Hace poco también leía la referencia a una nueva sentencia que anula la sanción a un conductor que había dado positivo en el control de alcoholemia, pues no quedó patente por ese mero dato que tuviera alteradas sus condiciones para manejar el vehículo con seguridad.
Estamos instalados en una dinámica de punitivismo legislativo combinado con casuismo judicial. El malo y el bueno; nos falta el feo, aunque hay unos cuantos candidatos. El legislador se pasa el día gritándonos que todos al suelo y los jueces dicen hoy que sí, que vale, pero que no rige la orden para los rubios, pues se les ve aunque estén tumbados, y mañana que no se aplica a los bajitos, pues disimulan su presencia incluso en el caso de que se mantengan de pie y estirados. Y así todo el día. Lo único jurídicamente firme es la incerteza. Ya no hay hijo de madre que sepa cuál es la regla, de tantas excepciones como se apuntan un día sí y otro también, sin orden ni concierto, según que pinten oros o bastos.
El esquema suele ser siempre el mismo: se busca el fin de la norma y se arroja contra su letra. Con lo que, a la postre, de todas las normas se hacen directivas, normas meramente finalísticas o que nada más que prescriben resultados. Se acabó lo de supuesto de hecho y consecuencia jurídica, ahora todo es hágase en mí según tu palabra, señoría. En nuestro caso: que se sancione a los conductores cuyas condiciones ponen en peligro la vida y la integridad de los usuarios de las carreteras.

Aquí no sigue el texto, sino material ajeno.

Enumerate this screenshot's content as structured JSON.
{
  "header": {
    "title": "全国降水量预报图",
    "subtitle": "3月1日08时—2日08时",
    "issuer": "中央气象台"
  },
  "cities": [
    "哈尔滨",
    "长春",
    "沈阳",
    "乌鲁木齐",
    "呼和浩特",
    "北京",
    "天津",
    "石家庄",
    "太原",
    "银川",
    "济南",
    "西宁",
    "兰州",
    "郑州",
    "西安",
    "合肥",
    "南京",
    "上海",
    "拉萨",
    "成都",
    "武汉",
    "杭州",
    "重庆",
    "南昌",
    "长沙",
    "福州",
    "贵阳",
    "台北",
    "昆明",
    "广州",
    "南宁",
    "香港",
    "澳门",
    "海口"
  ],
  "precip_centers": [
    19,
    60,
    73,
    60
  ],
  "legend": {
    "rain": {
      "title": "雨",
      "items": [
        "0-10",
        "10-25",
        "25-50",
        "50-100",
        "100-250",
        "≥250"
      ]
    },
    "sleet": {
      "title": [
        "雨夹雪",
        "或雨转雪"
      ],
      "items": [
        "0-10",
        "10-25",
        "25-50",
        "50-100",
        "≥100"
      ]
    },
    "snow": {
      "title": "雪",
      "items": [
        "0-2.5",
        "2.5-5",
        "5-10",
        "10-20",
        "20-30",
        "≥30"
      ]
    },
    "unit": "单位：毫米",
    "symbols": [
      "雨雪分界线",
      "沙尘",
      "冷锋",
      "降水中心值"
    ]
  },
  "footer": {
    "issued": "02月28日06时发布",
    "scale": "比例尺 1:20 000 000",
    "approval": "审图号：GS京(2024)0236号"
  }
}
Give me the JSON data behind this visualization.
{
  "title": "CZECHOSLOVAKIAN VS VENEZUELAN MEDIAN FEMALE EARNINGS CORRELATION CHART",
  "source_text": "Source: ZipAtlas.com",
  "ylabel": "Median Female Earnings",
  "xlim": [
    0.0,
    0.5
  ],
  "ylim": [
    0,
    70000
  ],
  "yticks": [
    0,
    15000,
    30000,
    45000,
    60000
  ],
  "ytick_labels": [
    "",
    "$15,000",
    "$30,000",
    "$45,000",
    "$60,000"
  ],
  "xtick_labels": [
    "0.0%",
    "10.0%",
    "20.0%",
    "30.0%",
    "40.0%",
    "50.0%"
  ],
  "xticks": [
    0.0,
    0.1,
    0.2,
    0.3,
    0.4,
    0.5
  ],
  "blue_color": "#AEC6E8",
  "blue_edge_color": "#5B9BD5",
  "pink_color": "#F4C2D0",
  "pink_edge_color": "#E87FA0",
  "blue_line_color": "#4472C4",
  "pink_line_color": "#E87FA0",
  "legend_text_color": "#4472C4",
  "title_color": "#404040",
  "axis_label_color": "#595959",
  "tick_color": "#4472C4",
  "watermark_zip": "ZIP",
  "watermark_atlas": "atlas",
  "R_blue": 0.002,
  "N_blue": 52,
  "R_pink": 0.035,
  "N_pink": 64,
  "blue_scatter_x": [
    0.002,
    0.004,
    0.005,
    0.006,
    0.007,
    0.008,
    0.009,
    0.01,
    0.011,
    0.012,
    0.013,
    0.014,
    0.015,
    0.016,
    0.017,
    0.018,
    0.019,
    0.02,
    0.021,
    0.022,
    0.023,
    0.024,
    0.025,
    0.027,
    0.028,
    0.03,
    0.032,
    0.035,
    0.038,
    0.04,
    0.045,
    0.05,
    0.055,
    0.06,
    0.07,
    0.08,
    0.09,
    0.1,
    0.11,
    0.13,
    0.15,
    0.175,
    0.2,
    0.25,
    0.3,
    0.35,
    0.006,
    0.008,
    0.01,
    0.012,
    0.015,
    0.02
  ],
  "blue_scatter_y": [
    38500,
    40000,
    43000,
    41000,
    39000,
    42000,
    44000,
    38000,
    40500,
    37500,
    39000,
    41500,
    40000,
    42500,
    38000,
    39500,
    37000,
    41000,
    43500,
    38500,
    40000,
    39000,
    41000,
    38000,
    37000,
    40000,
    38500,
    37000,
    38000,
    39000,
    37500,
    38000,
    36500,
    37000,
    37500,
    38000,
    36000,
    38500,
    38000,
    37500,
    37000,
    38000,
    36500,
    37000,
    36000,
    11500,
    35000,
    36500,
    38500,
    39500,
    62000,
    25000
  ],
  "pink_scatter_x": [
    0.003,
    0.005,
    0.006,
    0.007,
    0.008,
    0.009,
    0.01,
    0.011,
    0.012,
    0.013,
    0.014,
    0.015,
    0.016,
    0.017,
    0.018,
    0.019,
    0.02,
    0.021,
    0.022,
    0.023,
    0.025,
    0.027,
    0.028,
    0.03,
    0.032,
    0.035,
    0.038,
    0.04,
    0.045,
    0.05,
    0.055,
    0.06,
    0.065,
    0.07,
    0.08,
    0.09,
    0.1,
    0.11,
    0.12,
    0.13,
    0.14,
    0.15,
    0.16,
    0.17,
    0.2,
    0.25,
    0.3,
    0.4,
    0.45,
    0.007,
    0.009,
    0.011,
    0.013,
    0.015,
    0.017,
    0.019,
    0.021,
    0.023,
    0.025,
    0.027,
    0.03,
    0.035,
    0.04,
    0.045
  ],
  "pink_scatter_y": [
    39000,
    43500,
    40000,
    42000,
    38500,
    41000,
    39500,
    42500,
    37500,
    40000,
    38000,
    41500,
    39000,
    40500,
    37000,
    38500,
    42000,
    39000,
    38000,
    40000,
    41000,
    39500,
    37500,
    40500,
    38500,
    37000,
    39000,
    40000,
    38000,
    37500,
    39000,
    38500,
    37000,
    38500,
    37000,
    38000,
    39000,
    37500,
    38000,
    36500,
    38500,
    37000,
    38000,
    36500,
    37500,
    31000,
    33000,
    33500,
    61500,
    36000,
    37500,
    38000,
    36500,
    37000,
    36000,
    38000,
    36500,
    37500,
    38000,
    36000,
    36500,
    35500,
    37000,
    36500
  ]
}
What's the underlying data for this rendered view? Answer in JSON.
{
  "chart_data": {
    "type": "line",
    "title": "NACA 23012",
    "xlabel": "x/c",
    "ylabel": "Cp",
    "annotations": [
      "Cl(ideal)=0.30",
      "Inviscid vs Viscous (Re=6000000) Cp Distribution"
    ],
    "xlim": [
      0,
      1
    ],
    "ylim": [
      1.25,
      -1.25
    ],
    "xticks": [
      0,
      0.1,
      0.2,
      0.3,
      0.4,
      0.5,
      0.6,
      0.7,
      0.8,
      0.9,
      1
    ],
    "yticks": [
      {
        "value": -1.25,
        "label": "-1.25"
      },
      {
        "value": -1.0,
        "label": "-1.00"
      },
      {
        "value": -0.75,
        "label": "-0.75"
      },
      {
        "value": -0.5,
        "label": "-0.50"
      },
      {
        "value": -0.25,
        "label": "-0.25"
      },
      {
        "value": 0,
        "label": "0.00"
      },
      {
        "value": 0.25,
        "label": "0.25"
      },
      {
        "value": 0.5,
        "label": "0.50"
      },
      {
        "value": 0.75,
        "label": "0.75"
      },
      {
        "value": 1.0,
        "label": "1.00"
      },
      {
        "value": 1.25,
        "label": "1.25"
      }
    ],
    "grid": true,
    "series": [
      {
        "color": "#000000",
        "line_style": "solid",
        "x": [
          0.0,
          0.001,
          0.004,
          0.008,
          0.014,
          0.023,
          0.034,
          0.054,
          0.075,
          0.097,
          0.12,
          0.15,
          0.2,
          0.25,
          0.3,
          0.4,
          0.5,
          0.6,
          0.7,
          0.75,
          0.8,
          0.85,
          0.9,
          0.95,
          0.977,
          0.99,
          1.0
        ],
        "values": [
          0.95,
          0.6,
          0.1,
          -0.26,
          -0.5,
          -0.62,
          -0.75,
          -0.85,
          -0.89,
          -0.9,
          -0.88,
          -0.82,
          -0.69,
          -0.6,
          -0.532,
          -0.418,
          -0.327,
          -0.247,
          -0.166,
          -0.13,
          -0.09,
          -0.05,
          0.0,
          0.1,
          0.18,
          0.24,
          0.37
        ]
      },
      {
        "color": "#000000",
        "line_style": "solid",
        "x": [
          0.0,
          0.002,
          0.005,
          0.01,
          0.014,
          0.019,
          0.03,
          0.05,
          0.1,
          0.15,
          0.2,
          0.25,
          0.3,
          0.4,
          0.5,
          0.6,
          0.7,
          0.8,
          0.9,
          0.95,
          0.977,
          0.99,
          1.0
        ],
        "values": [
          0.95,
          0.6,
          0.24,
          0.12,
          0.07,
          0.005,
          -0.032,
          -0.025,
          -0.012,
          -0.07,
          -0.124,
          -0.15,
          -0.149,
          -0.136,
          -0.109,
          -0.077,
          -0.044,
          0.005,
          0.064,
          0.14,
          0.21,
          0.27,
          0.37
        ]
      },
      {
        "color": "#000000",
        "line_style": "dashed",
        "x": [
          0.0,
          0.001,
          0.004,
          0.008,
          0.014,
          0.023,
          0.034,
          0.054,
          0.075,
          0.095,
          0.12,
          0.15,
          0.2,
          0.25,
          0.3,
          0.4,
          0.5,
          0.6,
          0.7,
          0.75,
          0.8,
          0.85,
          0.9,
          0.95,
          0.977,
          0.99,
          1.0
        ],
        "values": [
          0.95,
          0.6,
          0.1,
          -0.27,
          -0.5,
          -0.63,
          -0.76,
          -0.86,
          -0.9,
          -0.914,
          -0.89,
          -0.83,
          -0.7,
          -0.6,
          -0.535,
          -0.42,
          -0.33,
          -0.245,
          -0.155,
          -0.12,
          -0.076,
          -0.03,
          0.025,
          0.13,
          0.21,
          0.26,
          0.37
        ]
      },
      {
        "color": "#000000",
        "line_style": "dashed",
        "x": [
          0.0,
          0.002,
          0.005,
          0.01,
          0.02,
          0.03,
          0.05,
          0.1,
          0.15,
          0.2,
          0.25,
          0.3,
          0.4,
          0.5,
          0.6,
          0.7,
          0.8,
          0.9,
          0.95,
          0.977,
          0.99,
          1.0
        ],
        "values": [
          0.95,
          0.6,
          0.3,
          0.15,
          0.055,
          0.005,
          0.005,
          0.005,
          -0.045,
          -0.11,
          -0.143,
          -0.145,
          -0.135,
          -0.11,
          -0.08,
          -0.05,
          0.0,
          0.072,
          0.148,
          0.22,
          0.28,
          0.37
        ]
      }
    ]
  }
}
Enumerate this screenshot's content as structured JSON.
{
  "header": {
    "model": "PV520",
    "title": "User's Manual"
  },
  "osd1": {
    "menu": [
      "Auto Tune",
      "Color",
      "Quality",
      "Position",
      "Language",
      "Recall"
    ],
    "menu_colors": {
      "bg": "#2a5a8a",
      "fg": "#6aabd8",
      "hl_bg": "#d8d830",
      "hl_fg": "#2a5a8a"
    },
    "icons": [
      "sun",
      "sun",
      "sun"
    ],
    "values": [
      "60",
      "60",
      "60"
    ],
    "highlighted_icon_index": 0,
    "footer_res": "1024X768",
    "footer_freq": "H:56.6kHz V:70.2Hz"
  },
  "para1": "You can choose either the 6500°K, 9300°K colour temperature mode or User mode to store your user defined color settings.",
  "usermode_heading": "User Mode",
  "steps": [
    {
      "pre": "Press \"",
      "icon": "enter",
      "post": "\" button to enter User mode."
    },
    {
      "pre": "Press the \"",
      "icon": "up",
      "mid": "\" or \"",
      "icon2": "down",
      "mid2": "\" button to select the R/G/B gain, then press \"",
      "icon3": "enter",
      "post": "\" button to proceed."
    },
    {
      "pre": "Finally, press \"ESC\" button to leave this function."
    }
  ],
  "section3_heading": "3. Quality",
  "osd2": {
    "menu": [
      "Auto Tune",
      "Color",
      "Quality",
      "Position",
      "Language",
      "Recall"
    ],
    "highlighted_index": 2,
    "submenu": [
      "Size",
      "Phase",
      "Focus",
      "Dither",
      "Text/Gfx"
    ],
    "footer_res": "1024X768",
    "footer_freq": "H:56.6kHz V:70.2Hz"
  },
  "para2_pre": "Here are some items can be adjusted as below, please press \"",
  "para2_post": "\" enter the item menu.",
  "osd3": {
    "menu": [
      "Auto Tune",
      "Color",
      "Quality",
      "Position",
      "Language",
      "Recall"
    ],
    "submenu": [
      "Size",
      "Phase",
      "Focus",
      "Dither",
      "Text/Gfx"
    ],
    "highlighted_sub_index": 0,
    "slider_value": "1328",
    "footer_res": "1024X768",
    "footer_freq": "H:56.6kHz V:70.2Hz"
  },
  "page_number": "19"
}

Y el proceso es doble, de ida y vuelta. Primeo se perpetran interpretaciones teleológicas muy estrictas, a fin de limitar el alcance de la letra. Así, si la norma dice que multa de tanto para el que conduzca con tal tasa de alcohol en sangre, se alega que es aquel objetivo de seguridad el que explica el precepto y que si, en un caso, no se demuestra que la conducción con dicha tasa afecta a la seguridad del manejo, no ha lugar a la sanción. Parece solución muy garantista y celosa de los derechos. ¿De cuáles? ¿De los de quién? Por de pronto, del que pueda buscarse un abogado hábil.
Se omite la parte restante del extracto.